日本政府が財政を拡大させることが出来るのは、日本国債を買う人が居るからであり、日本のバカな経済学者がいくら「日本国債が大暴落する」と騒いでも状況は変わらない。たとえ日本国債が大暴落して金利が急騰したり、償還が来た国債は1万円札を刷りまくって支払うことが出来る。

円建て国債が外人によって売り叩かれても、政府日銀は1万円札の束を渡すだけでいい。同時に円も暴落しますが大幅な円安になれば、世界中に日本製の製品が溢れて中国や韓国が破産するだけだ。1ドルが1000円になってトヨタカローラ1台輸出すれば1000万円の売り上げになればトヨタ自動車は大儲けだ。

これがドル建ての日本国債しか売れないとなれば財政は拡大させることは難しいでしょう。新興国は自国通貨では国債が売れないからドル建債で資金を調達している。世界中が経済が停滞して長期不況が避けられなくなれば、世界の銀行やファンドは信用ある通貨の国債を買わざるを得なくなる。だから円建ての国債も世界に売って行けばいい。

日本はデフォルトしたくても円建て国債なら円で償還すればいいだけだからデフォルトしたくても出来ない。ギリシャなどがデフォルトで問題になっているのはユーロ建てであり、自国通貨でないから自由に発行することが出来ない。ドイツやフランスからユーロを調達しなければなりませんが、調達できなければギリシャは破産する。

クルーグマン教授もユーロのせいで景気刺激策が取れないと指摘していますが、ユーロと言う通貨制度は欠陥のある制度であり、柔軟な経済政策に足かせとなってしまっている。更にヨーロッパには難民問題と言う問題が起きて社会不安を巻き起こしている。メルケル首相も課題山積で財政どころではないにもかかわらず、安倍首相はドイツに財政拡大を求めようとしている。

ユーロは明らかに破綻した通貨政策であり、通貨だけ統合して政治は統合されなかった。だからギリシャはユーロ建ての国債を乱発して使い込んでしまった。オリンピック競技場はぺんぺん草が生えていて、国債は公務員などの給料に消えてしまった。ギリシャには観光しか産業が無いからだ。

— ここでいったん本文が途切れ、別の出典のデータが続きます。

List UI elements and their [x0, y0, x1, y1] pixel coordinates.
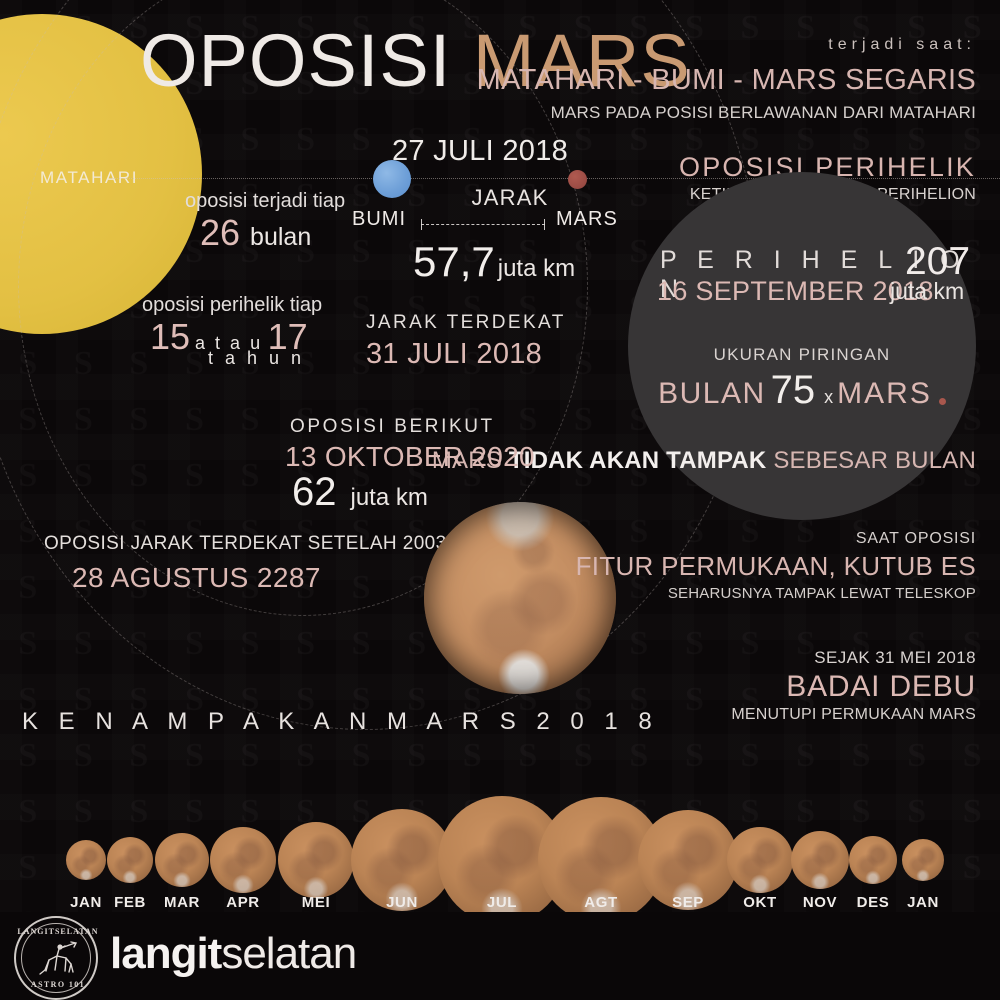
perihelik-unit-tahun: t a h u n: [208, 348, 305, 369]
mars-disc: [791, 831, 849, 889]
ratio-value: 75: [766, 368, 821, 412]
mars-disc: [849, 836, 897, 884]
mars-hero-image: [424, 502, 616, 694]
mars-disc: [66, 840, 106, 880]
dust-kicker: SEJAK 31 MEI 2018: [814, 648, 976, 668]
perihelik-interval-label: oposisi perihelik tiap: [142, 294, 322, 317]
centaur-icon: [35, 940, 81, 980]
perihelion-distance-unit: juta km: [890, 278, 964, 305]
month-label: JUL: [487, 894, 517, 911]
distance-value: 57,7: [413, 238, 495, 285]
month-label: AGT: [584, 894, 617, 911]
month-label: MAR: [164, 894, 200, 911]
oposisi-interval-value: 26bulan: [200, 212, 311, 254]
month-label: JAN: [70, 894, 102, 911]
perihelik-years-1: 15: [150, 316, 190, 357]
mars-disc: [155, 833, 209, 887]
surface-sub: SEHARUSNYA TAMPAK LEWAT TELESKOP: [668, 585, 976, 602]
dust-headline: BADAI DEBU: [786, 670, 976, 704]
oposisi-interval-unit: bulan: [240, 223, 311, 251]
oposisi-interval-number: 26: [200, 212, 240, 253]
mars-label: MARS: [556, 208, 618, 231]
month-label: OKT: [743, 894, 776, 911]
closest-approach-label: JARAK TERDEKAT: [366, 312, 566, 334]
mars-size-chart: JANFEBMARAPRMEIJUNJULAGTSEPOKTNOVDESJAN: [0, 760, 1000, 910]
myth-post: SEBESAR BULAN: [766, 447, 976, 474]
infographic-canvas: SSSSSSSSSSSSSSSSSSSSSSSSSSSSSSSSSSSSSSSS…: [0, 0, 1000, 1000]
terjadi-saat-kicker: terjadi saat:: [828, 36, 976, 54]
month-label: DES: [857, 894, 890, 911]
footer: LANGITSELATAN ASTRO 101 langitselatan la…: [0, 912, 1000, 1000]
dust-sub: MENUTUPI PERMUKAAN MARS: [731, 706, 976, 724]
record-label: OPOSISI JARAK TERDEKAT SETELAH 2003: [44, 533, 447, 555]
mars-disc: [210, 827, 276, 893]
mars-disc: [902, 839, 944, 881]
next-opposition-distance-unit: juta km: [337, 484, 428, 511]
mars-disc: [107, 837, 153, 883]
month-label: JUN: [386, 894, 418, 911]
closest-approach-date: 31 JULI 2018: [366, 338, 542, 371]
mars-dot-icon: [939, 398, 946, 405]
langitselatan-wordmark: langitselatan: [110, 932, 356, 976]
month-label: JAN: [907, 894, 939, 911]
mars-disc: [727, 827, 793, 893]
moon-mars-ratio: BULAN75xMARS: [628, 368, 976, 413]
mars-disc: [278, 822, 354, 898]
chart-title: K E N A M P A K A N M A R S 2 0 1 8: [22, 708, 659, 736]
myth-strong: TIDAK AKAN TAMPAK: [509, 447, 767, 474]
title-part-oposisi: OPOSISI: [140, 19, 451, 102]
next-opposition-date: 13 OKTOBER 2020: [285, 441, 535, 473]
next-opposition-label: OPOSISI BERIKUT: [290, 416, 495, 438]
times-symbol: x: [820, 387, 837, 407]
month-label: SEP: [672, 894, 704, 911]
record-date: 28 AGUSTUS 2287: [72, 562, 321, 594]
logo-arc-bottom: ASTRO 101: [16, 980, 100, 989]
langitselatan-seal-logo: LANGITSELATAN ASTRO 101: [14, 916, 98, 1000]
month-label: APR: [226, 894, 259, 911]
opposition-date: 27 JULI 2018: [365, 135, 595, 168]
alignment-subline: MARS PADA POSISI BERLAWANAN DARI MATAHAR…: [551, 103, 976, 123]
distance-measure-bar: [421, 219, 545, 230]
mars-word: MARS: [837, 377, 932, 410]
oposisi-interval-label: oposisi terjadi tiap: [185, 190, 345, 213]
wordmark-light: selatan: [221, 929, 356, 978]
month-label: FEB: [114, 894, 146, 911]
month-label: MEI: [302, 894, 330, 911]
distance-unit: juta km: [495, 255, 575, 282]
surface-kicker: SAAT OPOSISI: [856, 530, 976, 548]
logo-arc-top: LANGITSELATAN: [16, 927, 100, 936]
next-opposition-distance: 62juta km: [292, 470, 428, 515]
surface-headline: FITUR PERMUKAAN, KUTUB ES: [576, 551, 976, 582]
distance-readout: 57,7juta km: [413, 238, 575, 286]
earth-label: BUMI: [352, 208, 406, 231]
alignment-headline: MATAHARI - BUMI - MARS SEGARIS: [477, 64, 976, 97]
next-opposition-distance-value: 62: [292, 470, 337, 514]
wordmark-bold: langit: [110, 929, 221, 978]
bulan-word: BULAN: [658, 377, 766, 410]
month-label: NOV: [803, 894, 837, 911]
ukuran-piringan-label: UKURAN PIRINGAN: [628, 345, 976, 365]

イギリスはEUからの離脱を国民投票にかけますが、経済が統合への動きがあるのに対して政治は分離の動きがあり、ヨーロッパ各地でも分離独立運動が起きている。クルーグマン氏が言うにはG7でまともなのは日本とカナダぐらいであり、アメリカはリーダーシップがあっても議会に問題を抱えていてデフォルト騒ぎを起こしている。

現在起きている経済現象は、教科書に書かれている答えは無く、クルーグマン氏やスティグリッツ氏にも明快な答えは無い。昔なら戦争で需要を掘り起こす事も出来ましたが、現代ではそれは出来ない。ならば長く続く停滞を前提とした対策を立てるべきであり、消費を刺激するには富の不均衡を是正しなければならない。

経済格差が出来れば富める者は1%であり、99%の貧しい者にはカネが無い。富める者にベンツ1台は売れても貧しい者にはカネが無いから車は売れない。貧富の格差が出来たのは所得の分配に問題があり、企業は安い労働力を求めて国内の工場を閉鎖して中国に移転させてしまった。それだけ国内の工員があまり賃金は低迷するようになった。

ホワイトカラーもOA革命で事務員が要らなくなりリストラが行われている。企業は工員も事務員もいらなくなり企業は儲けても従業員は非正規化が進んで不安定化した。新しい職業の創出はなかなか進まず、地方には職場が無いから都市集中化も進む。日本が直面している問題が世界にも広がりを見せている。

日本は少子高齢化が進み、高齢者への福祉が負担になり若い人に負担がしわ寄せされている。若い人の職場がOA化で少なくなり消費税がかけられて年金や健康保険も入れない若い人が増えて、生活保護受給者が増え続けている。国民は高福祉低負担を求めているが、現実は低福祉高負担になっている。

1%の富める者にとってはデフレ社会は天国であり、物価は安いし安定しているから使わずに銀行に貯めておけばいい。貧しい者は借金して生活をしのいでいるからますます生活は苦しくなる一方だ。何らかの形で所得の再分配が行われなければ生活の歪が社会に溢れるだろう。少子化もその一つですが、昔は貧乏人の子沢山だったが今は結婚もせず引き籠りになっている。